This vignette demonstrates how to use the ffaframework
package to perform flood frequency analysis (model selection, parameter
estimation, uncertainty quantification, and model performance
assessment) under the assumption of stationarity.
The results are expressed in terms of return periods and return levels. The return period of a flood is the expected number of years between annual maximum events of equal or greater magnitude while the return level is the magnitude of the annual maximum event, measured in \(\text{m}^3/\text{s}\).
Case Study
This vignette will explore data from the Athabasca River at Athabasca
(07BE001), an unregulated hydrological monitoring station. A statistical
analysis of the data from this station does not reveal any evidence of
trends in the mean or variability of the data. Data for this station is
provided as CAN-07BE001.csv
in the
ffaframework
package.
library(ffaframework)
df <- data_local("CAN-07BE001.csv")
head(df)
#> year max
#> 1 1913 1670
#> 2 1914 3090
#> 3 1915 2760
#> 4 1916 2080
#> 5 1917 2490
#> 6 1918 1470
plot_ams_data(df$max, df$year, title = "Athabasca River at Athabasca (07BE001)")
Distribution Selection
First, a suitable probability distribution for the data is selected using the L-moments.
-
select_ldistance
chooses the distribution with theoretical L-skewness (\(\tau_3\)) and L-kurtosis (\(\tau_4\)) closest to the sample, based on Euclidean distance. -
select_lkurtosis
selects the distribution with the smallest difference between sample and theoretical L-kurtosis (for three-parameter distributions only). -
select_zstatistic
uses a fitted 4-parameter Kappa distribution to estimate the sampling distribution of the L-kurtosis and selects the distribution with the smallest z-statistic.
selection <- select_ldistance(df$max)
print(selection$recommendation)
#> [1] "GEV"
plot_lmom_diagram(selection)
Recommendation: Use the generalized extreme value (GEV) distribution.
Note: For information about the other distributions,
see the selection$metrics
item.
You can find more information about the probability distributions supported by the framework here.
Parameter Estimation
The ffaframework
package provides three methods for
parameter estimation.
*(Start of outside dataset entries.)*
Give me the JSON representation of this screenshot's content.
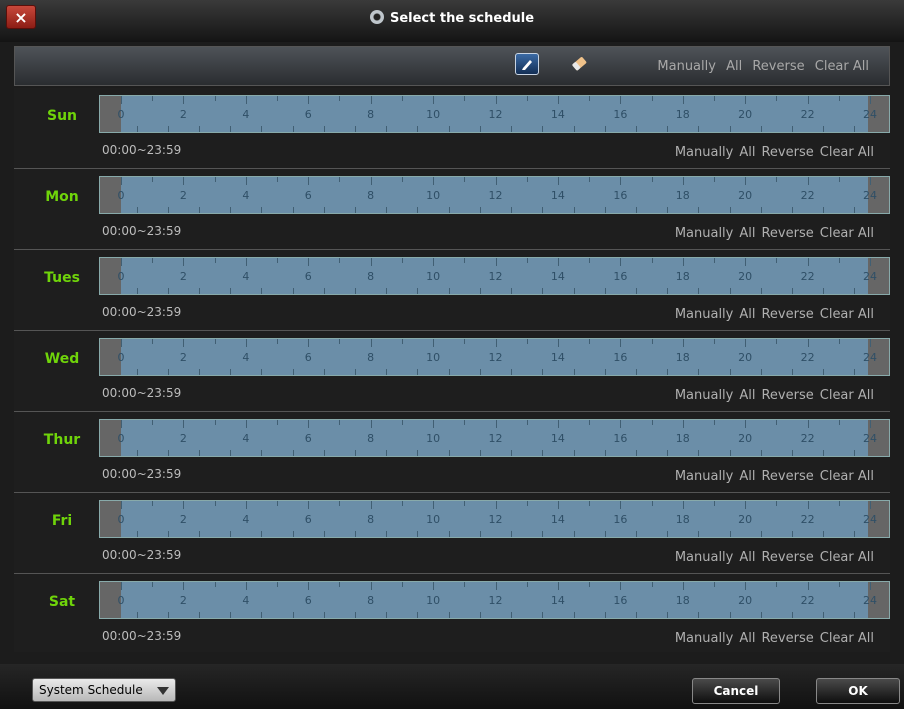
{
  "window": {
    "title": "Select the schedule",
    "close_label": "×"
  },
  "toolbar": {
    "links": [
      "Manually",
      "All",
      "Reverse",
      "Clear All"
    ]
  },
  "timeline": {
    "ticks": [
      "0",
      "2",
      "4",
      "6",
      "8",
      "10",
      "12",
      "14",
      "16",
      "18",
      "20",
      "22",
      "24"
    ]
  },
  "days": [
    {
      "name": "Sun",
      "range": "00:00~23:59"
    },
    {
      "name": "Mon",
      "range": "00:00~23:59"
    },
    {
      "name": "Tues",
      "range": "00:00~23:59"
    },
    {
      "name": "Wed",
      "range": "00:00~23:59"
    },
    {
      "name": "Thur",
      "range": "00:00~23:59"
    },
    {
      "name": "Fri",
      "range": "00:00~23:59"
    },
    {
      "name": "Sat",
      "range": "00:00~23:59"
    }
  ],
  "row_links": [
    "Manually",
    "All",
    "Reverse",
    "Clear All"
  ],
  "footer": {
    "system_schedule_label": "System Schedule",
    "cancel_label": "Cancel",
    "ok_label": "OK"
  },
  "colors": {
    "day_label": "#6fd40a",
    "bar": "#6b8ea8"
  }
}
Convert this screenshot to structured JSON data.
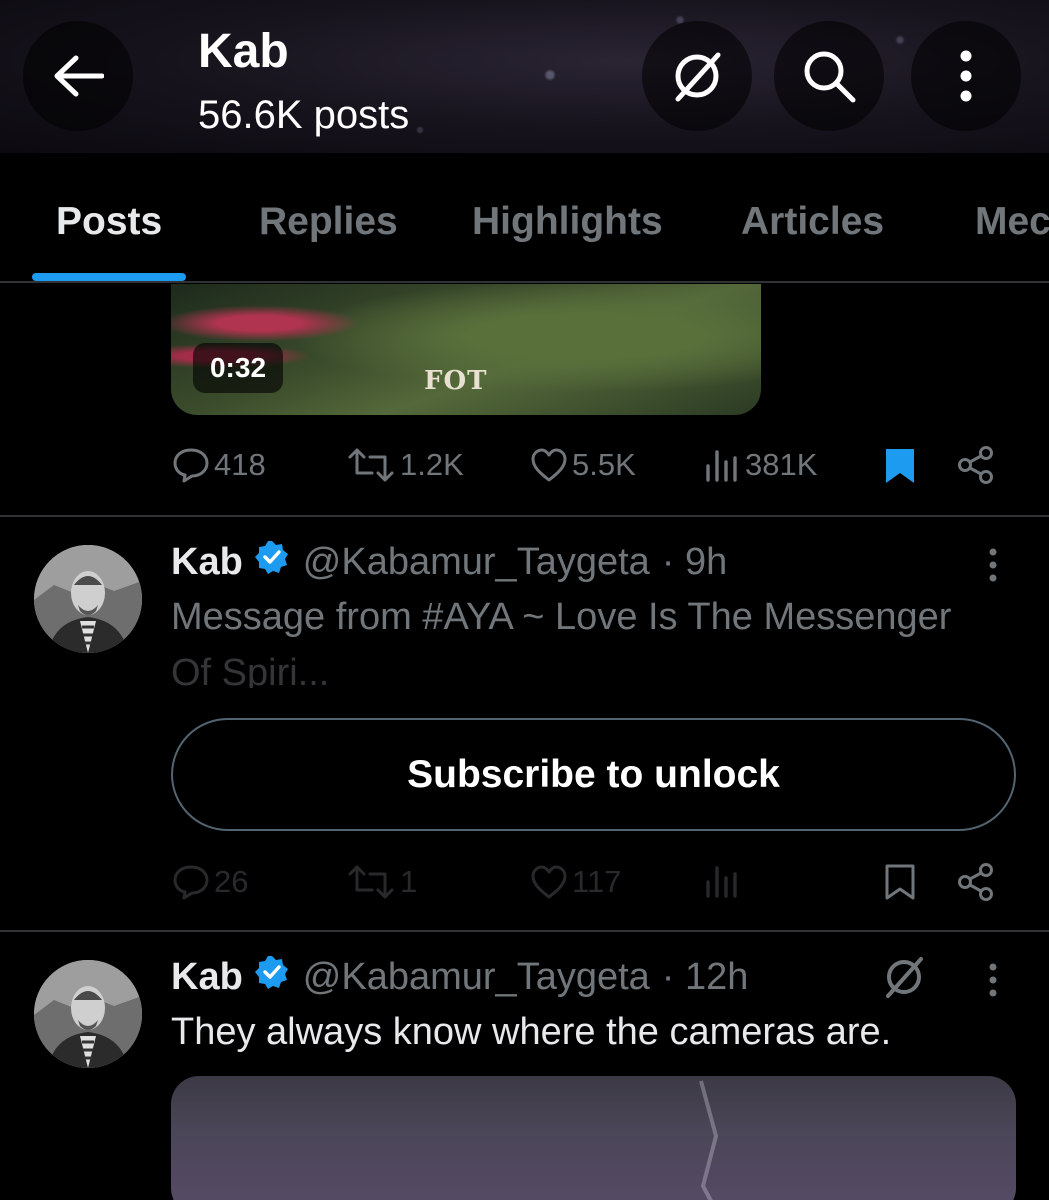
{
  "header": {
    "title": "Kab",
    "post_count": "56.6K posts"
  },
  "tabs": [
    {
      "label": "Posts",
      "active": true
    },
    {
      "label": "Replies",
      "active": false
    },
    {
      "label": "Highlights",
      "active": false
    },
    {
      "label": "Articles",
      "active": false
    },
    {
      "label": "Mec",
      "active": false
    }
  ],
  "post1": {
    "video_duration": "0:32",
    "watermark": "FOT",
    "replies": "418",
    "reposts": "1.2K",
    "likes": "5.5K",
    "views": "381K",
    "bookmarked": true
  },
  "post2": {
    "name": "Kab",
    "handle": "@Kabamur_Taygeta",
    "time": "· 9h",
    "text_line1": "Message from #AYA ~ Love Is The Messenger",
    "text_line2": "Of Spiri...",
    "subscribe_label": "Subscribe to unlock",
    "replies": "26",
    "reposts": "1",
    "likes": "117"
  },
  "post3": {
    "name": "Kab",
    "handle": "@Kabamur_Taygeta",
    "time": "· 12h",
    "text": "They always know where the cameras are."
  },
  "colors": {
    "accent": "#1d9bf0",
    "muted": "#71767b",
    "border": "#2f3336"
  }
}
See here
for more information.
-
fit_lmoments
: L-moments parameter estimation. -
fit_mle
: Maximum likelihood parameter estimation. -
fit_gmle
: Generalized maximum likelihood parameter estimation.
fit <- fit_lmoments(df$max, "GEV")
print(fit$params)
#> [1] 1600.219872 616.666030 0.120747
plot_sffa_fit(fit)
Conclusion: The GEV distribution with
location = 1600
, scale = 616
, and
shape = 0.12
will be used.
Uncertainty Quantification
Once a probability distribution is fitted, return levels (design
events) can be readily estimated. However, point estimates alone can be
misleading –it is more informative to report confidence intervals to
reflect estimation uncertainty. The uncertainty_bootstrap
function performs uncertainty quantification using the parametric
bootstrap method. It requires three arguments:
-
data
: A vector of annual maximum series data. -
model
: A three-letter code for a probability distribution (ex."GEV"
). -
method
: A parameter estimation method. Must be"L-moments"
,"MLE"
, or"GMLE"
.
By default, return levels are computed 2-, 5-, 10-, 20-, 50-, and 100- year return periods.
uncertainty <- uncertainty_bootstrap(df$max, "GEV", "L-moments")
plot_sffa_estimates(fit, ci = uncertainty$ci)
Example Conclusion: Every 10 years, we can expect a flood of roughly \(3{\small,}200\text{m}^3/\text{s}\) or greater.
Model Assessment
Model performance is assessed using model_assessment
,
which reports a collection of assessment statistics about the flood
frequency analysis. plot_sffa_assessment
compares the data
(the “empirical quantiles”) and the predictions of the parametric model
at the plotting positions (the “theoretical quantiles”). The black line
represents a perfect 1:1 correspondence between the model and the
data.
assessment <- model_assessment(df$max, "GEV", "L-moments")
plot_sffa_assessment(assessment)
Conclusion: The parametric model generally matches the plotting positions. The model slightly underestimates the data from \(3{\small,}500\text{m}^3/\text{s}\) to \(5{\small,}000\text{m}^3/\text{s}\).